Fortunately for Wilson these men all hated each other, and through by using their distrust of one another Wilson was to secure enough support to become the Democratic nominee.
However this would have lead nowhere were it not for an outbreak of infighting within the Republican Party. Theodore Roosevelt had fallen out with incumber president William Taft after accusations of vote rigging at the Republican Convention and had chosen to run as an independent.
Roosevelt’s ‘Bull Moose Party’ succeeded on splitting the Republican vote and letting Wilson into the White House almost unopposed.
Number 3: Michel Martelly
Moving from a historical leader to a more contemporary one, our next candidate was until February the serving President of Haiti. Though his term in office has been punctuated by civil unrest and allegations of corruption, his roots are much more intriguing.
Before entering the political arena Martelly was better known for his music and onstage antics, performing a Haitian style of dancehall music known as compas, and has performed with a range of artist including Wyclef Jean, who supported his presidential campaign.
Given the amount of footage of Martelly careering around various events in several stages of undress, it is quite stunning that even with a Fugee’s support, he managed to make it into office.

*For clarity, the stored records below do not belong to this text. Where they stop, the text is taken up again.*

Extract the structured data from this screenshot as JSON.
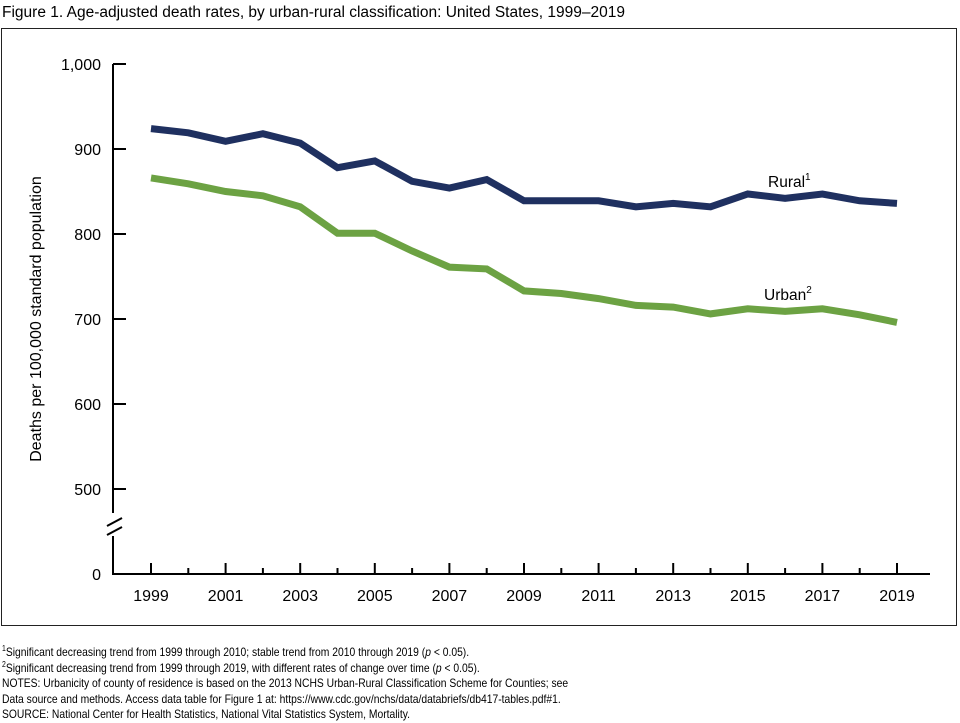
{
  "title": "Figure 1. Age-adjusted death rates, by urban-rural classification: United States, 1999–2019",
  "chart_data": {
    "type": "line",
    "title": "Figure 1. Age-adjusted death rates, by urban-rural classification: United States, 1999–2019",
    "xlabel": "",
    "ylabel": "Deaths per 100,000 standard population",
    "x": [
      1999,
      2000,
      2001,
      2002,
      2003,
      2004,
      2005,
      2006,
      2007,
      2008,
      2009,
      2010,
      2011,
      2012,
      2013,
      2014,
      2015,
      2016,
      2017,
      2018,
      2019
    ],
    "xtick_labels": [
      "1999",
      "2001",
      "2003",
      "2005",
      "2007",
      "2009",
      "2011",
      "2013",
      "2015",
      "2017",
      "2019"
    ],
    "ytick_labels": [
      "1,000",
      "900",
      "800",
      "700",
      "600",
      "500",
      "0"
    ],
    "yticks": [
      1000,
      900,
      800,
      700,
      600,
      500,
      0
    ],
    "ylim": [
      0,
      1000
    ],
    "axis_break": "between 0 and 500",
    "grid": false,
    "series": [
      {
        "name": "Rural",
        "label": "Rural",
        "footnote_mark": "1",
        "color": "#1f3060",
        "values": [
          924,
          919,
          909,
          918,
          907,
          878,
          886,
          862,
          854,
          864,
          839,
          839,
          839,
          832,
          836,
          832,
          847,
          842,
          847,
          839,
          836
        ]
      },
      {
        "name": "Urban",
        "label": "Urban",
        "footnote_mark": "2",
        "color": "#6ca243",
        "values": [
          866,
          859,
          850,
          845,
          832,
          801,
          801,
          780,
          761,
          759,
          733,
          730,
          724,
          716,
          714,
          706,
          712,
          709,
          712,
          705,
          696
        ]
      }
    ]
  },
  "notes": {
    "fn1_mark": "1",
    "fn1_text": "Significant decreasing trend from 1999 through 2010; stable trend from 2010 through 2019 (",
    "fn1_p": "p",
    "fn1_end": " < 0.05).",
    "fn2_mark": "2",
    "fn2_text": "Significant decreasing trend from 1999 through 2019, with different rates of change over time (",
    "fn2_p": "p",
    "fn2_end": " < 0.05).",
    "notes_line1": "NOTES: Urbanicity of county of residence is based on the 2013 NCHS Urban-Rural Classification Scheme for Counties; see",
    "notes_line2": "Data source and methods. Access data table for Figure 1 at: https://www.cdc.gov/nchs/data/databriefs/db417-tables.pdf#1.",
    "source": "SOURCE: National Center for Health Statistics, National Vital Statistics System, Mortality."
  }
}
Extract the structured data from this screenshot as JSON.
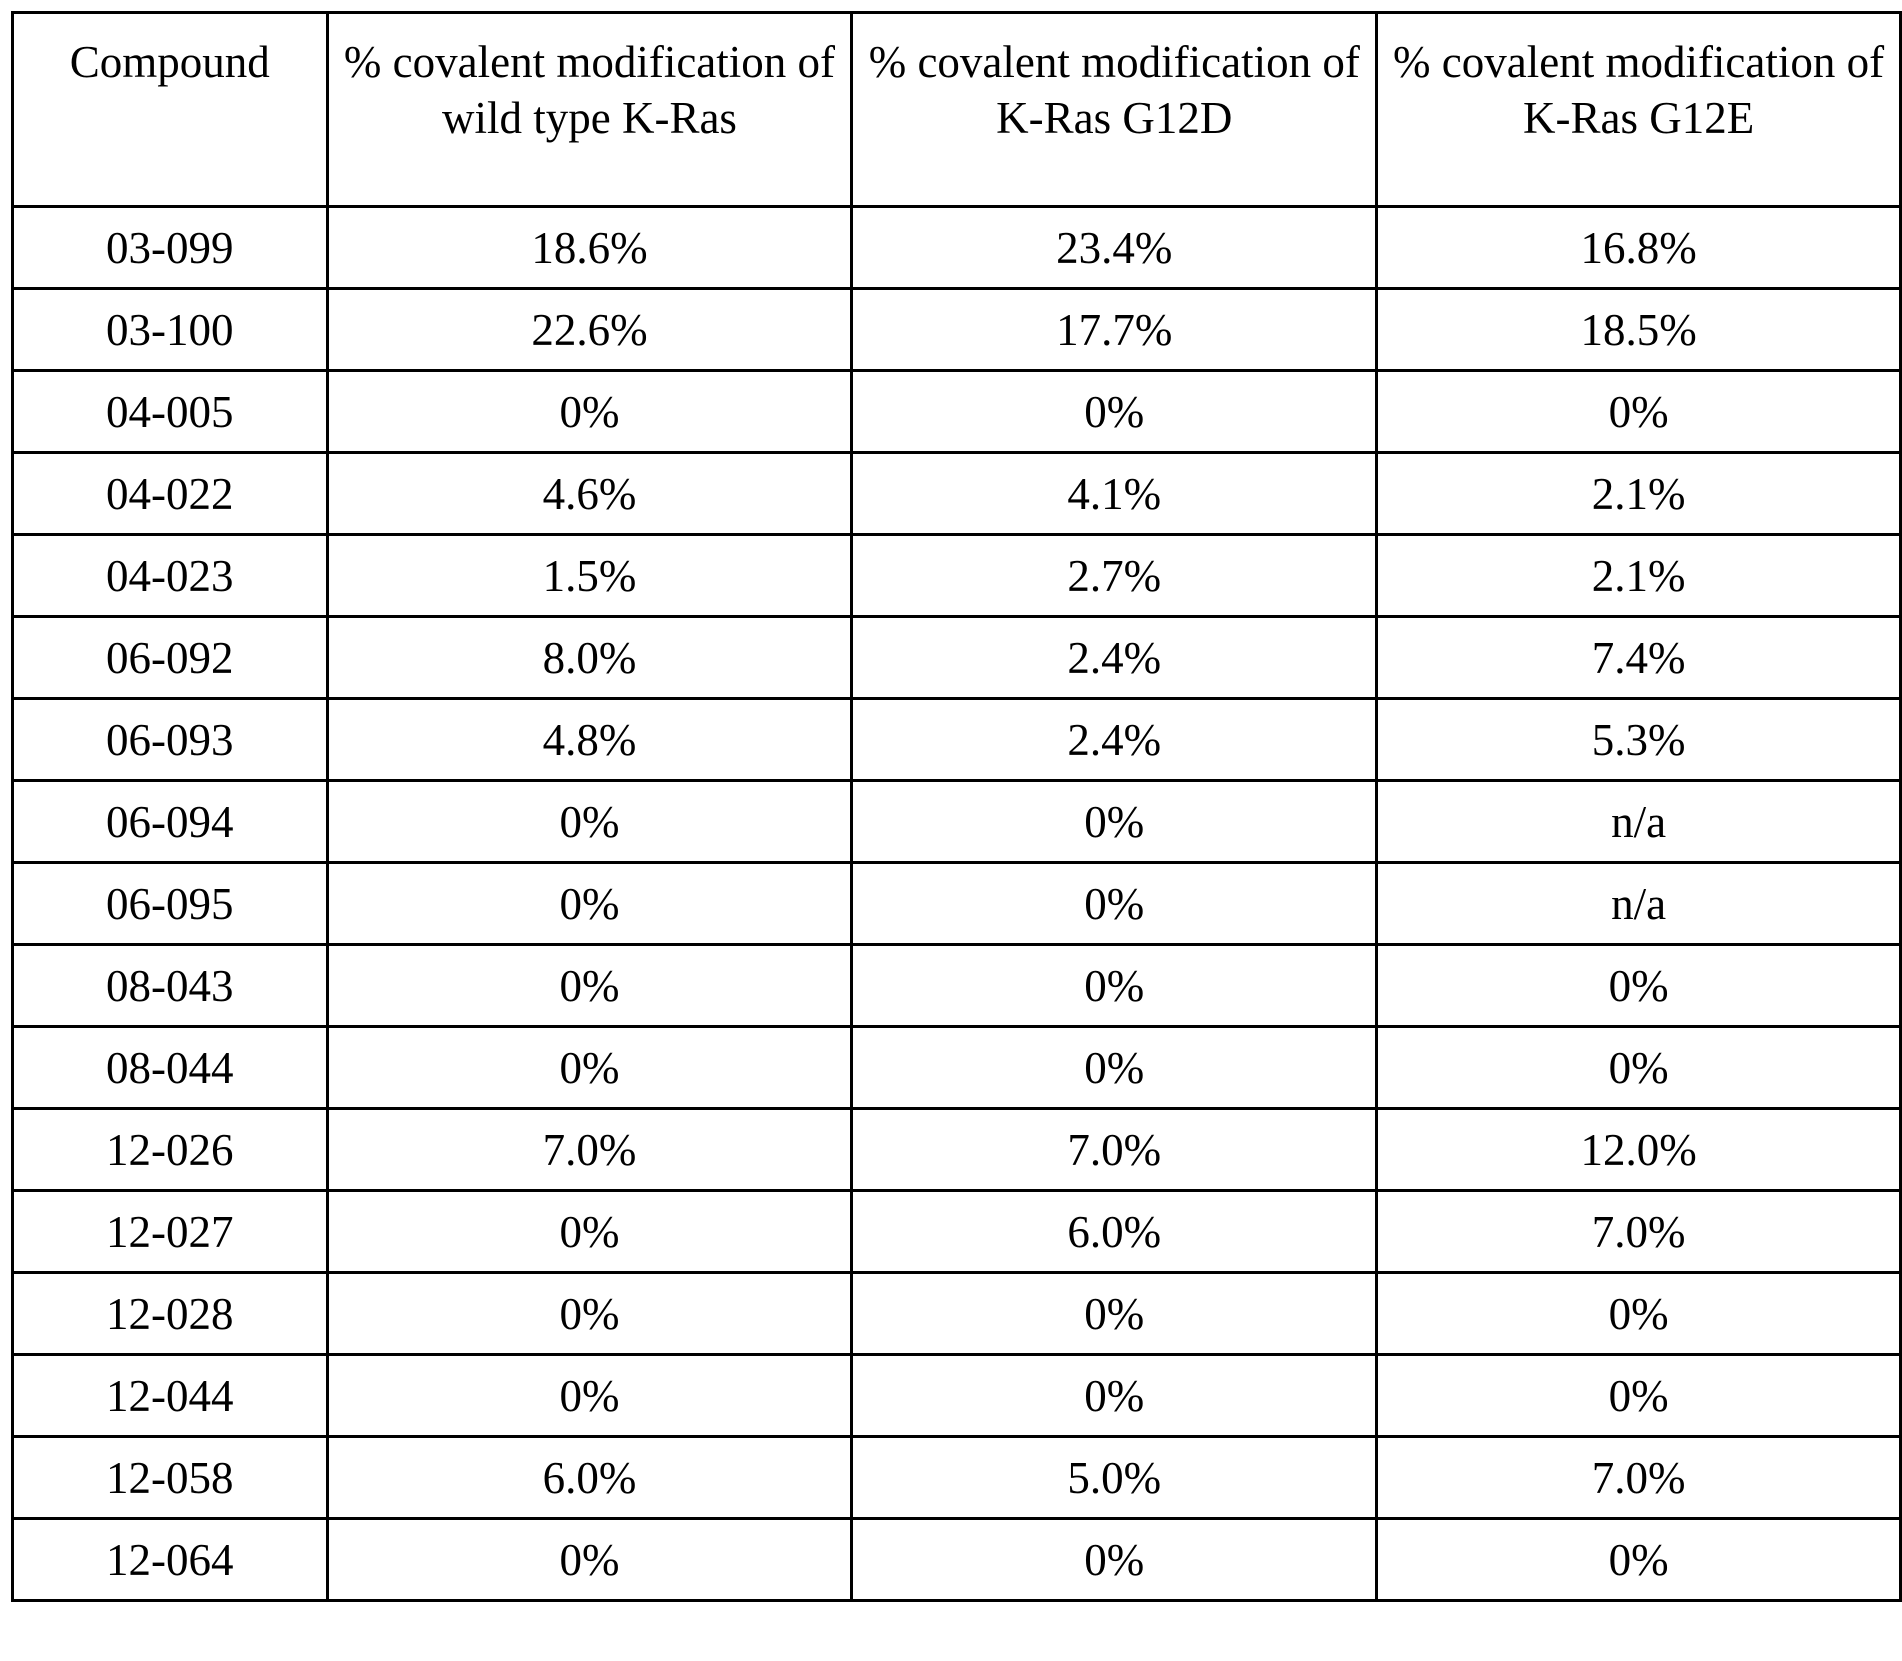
{
  "table": {
    "headers": [
      "Compound",
      "% covalent modification of wild type K-Ras",
      "% covalent modification of K-Ras G12D",
      "% covalent modification of K-Ras G12E"
    ],
    "rows": [
      [
        "03-099",
        "18.6%",
        "23.4%",
        "16.8%"
      ],
      [
        "03-100",
        "22.6%",
        "17.7%",
        "18.5%"
      ],
      [
        "04-005",
        "0%",
        "0%",
        "0%"
      ],
      [
        "04-022",
        "4.6%",
        "4.1%",
        "2.1%"
      ],
      [
        "04-023",
        "1.5%",
        "2.7%",
        "2.1%"
      ],
      [
        "06-092",
        "8.0%",
        "2.4%",
        "7.4%"
      ],
      [
        "06-093",
        "4.8%",
        "2.4%",
        "5.3%"
      ],
      [
        "06-094",
        "0%",
        "0%",
        "n/a"
      ],
      [
        "06-095",
        "0%",
        "0%",
        "n/a"
      ],
      [
        "08-043",
        "0%",
        "0%",
        "0%"
      ],
      [
        "08-044",
        "0%",
        "0%",
        "0%"
      ],
      [
        "12-026",
        "7.0%",
        "7.0%",
        "12.0%"
      ],
      [
        "12-027",
        "0%",
        "6.0%",
        "7.0%"
      ],
      [
        "12-028",
        "0%",
        "0%",
        "0%"
      ],
      [
        "12-044",
        "0%",
        "0%",
        "0%"
      ],
      [
        "12-058",
        "6.0%",
        "5.0%",
        "7.0%"
      ],
      [
        "12-064",
        "0%",
        "0%",
        "0%"
      ]
    ]
  }
}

Number 4: Winston Churchill
Back to the history books for our fourth candidate, to one of the most iconic political figures of the 20th Century. Winston Churchill was the Prime minister that lead Britain through the Second World War, making sterling speeches from behind his hefty cigars.
However in 1939 few could have predicted the extent of his popularity, or how pivotal he would in the coming years. Due to his aggressive distaste for Indian independence, brutality against the Irish and distrust of Germany he was seen as a loose cannon.
Following the resignation of Neville Chamberlain it was expected that Lord Halifax, then the Foreign Secretary, would become Prime Minister. However Halifax chose to step aside and let Churchill become leader, possibly under the impression he could manage him from the shadows.
This fortunately proved to be false as Lord Halifax was a supporter of Nazi appeasement and in early 1940 was considering a deal with Hitler. This deal was soundly dismissed by Churchill, making was with Germany irreversible.
Number 5: Abraham Lincoln
The last candidate on our list is possibly the most iconic American President in history. He ablished slavery in the US, lead the country through the Civil War and possibly hunted vampires. Well the last one may not be true but even so his other accomplishments are quite incredible.
However Lincoln’s legacy didn’t have a promising start, as he was seen as a backwoods unknown with little influence. However as with the others on this list, first impressions count for little.
Honest Abe’s electoral victory was really due to two factors, a home ground advantage and good, old fashioned, vote rigging. The Republican convention was held in Lincoln’s home state of Illinois, and local Republicans did all the could to secure a Lincoln victory. They seated anti-Lincoln delegates away from their undecided fellows, and handed out last minute tickets to Lincoln supporters to swell his numbers.
However the final nail in the coffin was when Ohio delegates were bribed by Lincoln supporter and editor of the Chicago Daily Press and Tribune, Joseph Medill. He promised the delegates that their nominee would have “anything he wants” for their support of Abe.
These are but a few examples of the weird ways in which world leaders have come to power, so when watching current candidates coming out with utter nonsense and wondering how on earth they could become president remember this. Stranger things have happened.